Социально-этические проблемы

генетической инженерии

  Как известно, генетическая инженерия явилась результатом значительного прогресса, достигнутого в последние годы в одной из самых молодых областей биологической науки – молекулярной биологии. Использование достижений генетической инженерии в будущем обещает большие перспективы во многих областях науки и практики.

  С помощью генетической инженерии человечество сможет в большом количестве получать труднодоступные сейчас медикаменты. Генетическая инженерия поможет придать сельскохозяйственным растениям устойчивость к болезням и паразитам. И, наконец, именно от генетической инженерии мы вправе ожидать избавления людей от наследственных болезней.[10]

  О возможностях, открываемых генетической инженерией, сейчас много пишут, не всегда, правда, соблюдая научную обоснованность в прогнозах и не придавая особого значения опасностям, которые подстерегают нас на этом пути.

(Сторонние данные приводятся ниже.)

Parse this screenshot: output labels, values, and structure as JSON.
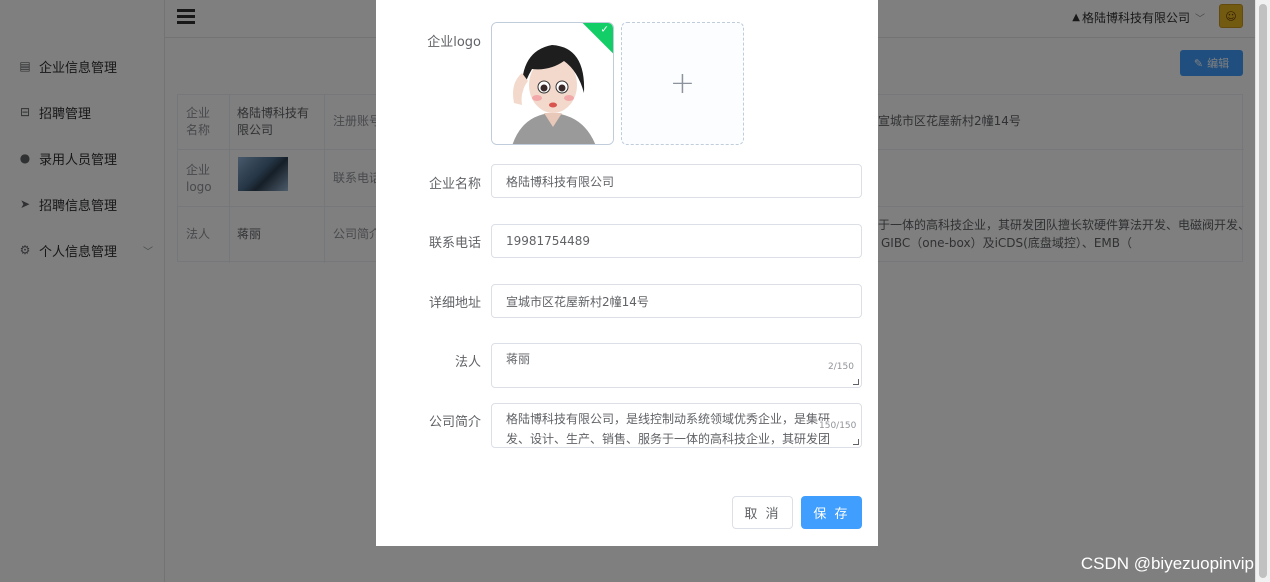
{
  "sidebar": {
    "items": [
      {
        "label": "企业信息管理"
      },
      {
        "label": "招聘管理"
      },
      {
        "label": "录用人员管理"
      },
      {
        "label": "招聘信息管理"
      },
      {
        "label": "个人信息管理"
      }
    ]
  },
  "topbar": {
    "company": "格陆博科技有限公司"
  },
  "main": {
    "edit_label": "编辑",
    "table": {
      "row1": {
        "head": "企业名称",
        "value": "格陆博科技有限公司",
        "head2": "注册账号",
        "tail": "宣城市区花屋新村2幢14号"
      },
      "row2": {
        "head": "企业logo",
        "head2": "联系电话"
      },
      "row3": {
        "head": "法人",
        "value": "蒋丽",
        "head2": "公司简介",
        "tail1": "于一体的高科技企业，其研发团队擅长软硬件算法开发、电磁阀开发、",
        "tail2": "GIBC（one-box）及iCDS(底盘域控）、EMB（"
      }
    }
  },
  "dialog": {
    "logo_label": "企业logo",
    "name_label": "企业名称",
    "name_value": "格陆博科技有限公司",
    "phone_label": "联系电话",
    "phone_value": "19981754489",
    "address_label": "详细地址",
    "address_value": "宣城市区花屋新村2幢14号",
    "legal_label": "法人",
    "legal_value": "蒋丽",
    "legal_count": "2/150",
    "intro_label": "公司简介",
    "intro_value": "格陆博科技有限公司，是线控制动系统领域优秀企业，是集研发、设计、生产、销售、服务于一体的高科技企业，其研发团队擅长软硬件算法开发、电磁阀开发、",
    "intro_count": "150/150",
    "cancel_label": "取 消",
    "save_label": "保 存"
  },
  "watermark": "CSDN @biyezuopinvip"
}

  Между тем большую опасность представляют манипуляции, затрагивающие самые интимные механизмы генетических саморегулирующихся процессов и в конечном итоге самой жизни. Стало ясно, что молекулярные биологи достигли края экспериментальной пропасти, которая может оказаться страшнее той, в которую заглянули физики-ядерщики в годы перед созданием атомной бомбы. Даже простая небрежность экспериментатора или  его некомпетентность в мерах безопасности могут привести к непоправимым последствиям и представляют угрозу всему человечеству. Еще больший вред могут принести эти методы в руках разного рода злоумышленников и при использовании их в военных целях. Глобальный характер возникших опасностей обусловлен в первую очередь тем, что простейшие организмы, с которыми чаще всего проводятся эксперименты, имеют очень широкую естественную распространенность и обладают способностью к обмену генетической информацией с другими организмами. Проблема приобретает новые аспекты в свете возможности создания в результате подобных манипуляций организмов с совершенно новым генетическим качеством, ранее не встречавшимся на Земле и эволюционно не обусловленным. Последствия такого рода экспериментов предсказать  невозможно.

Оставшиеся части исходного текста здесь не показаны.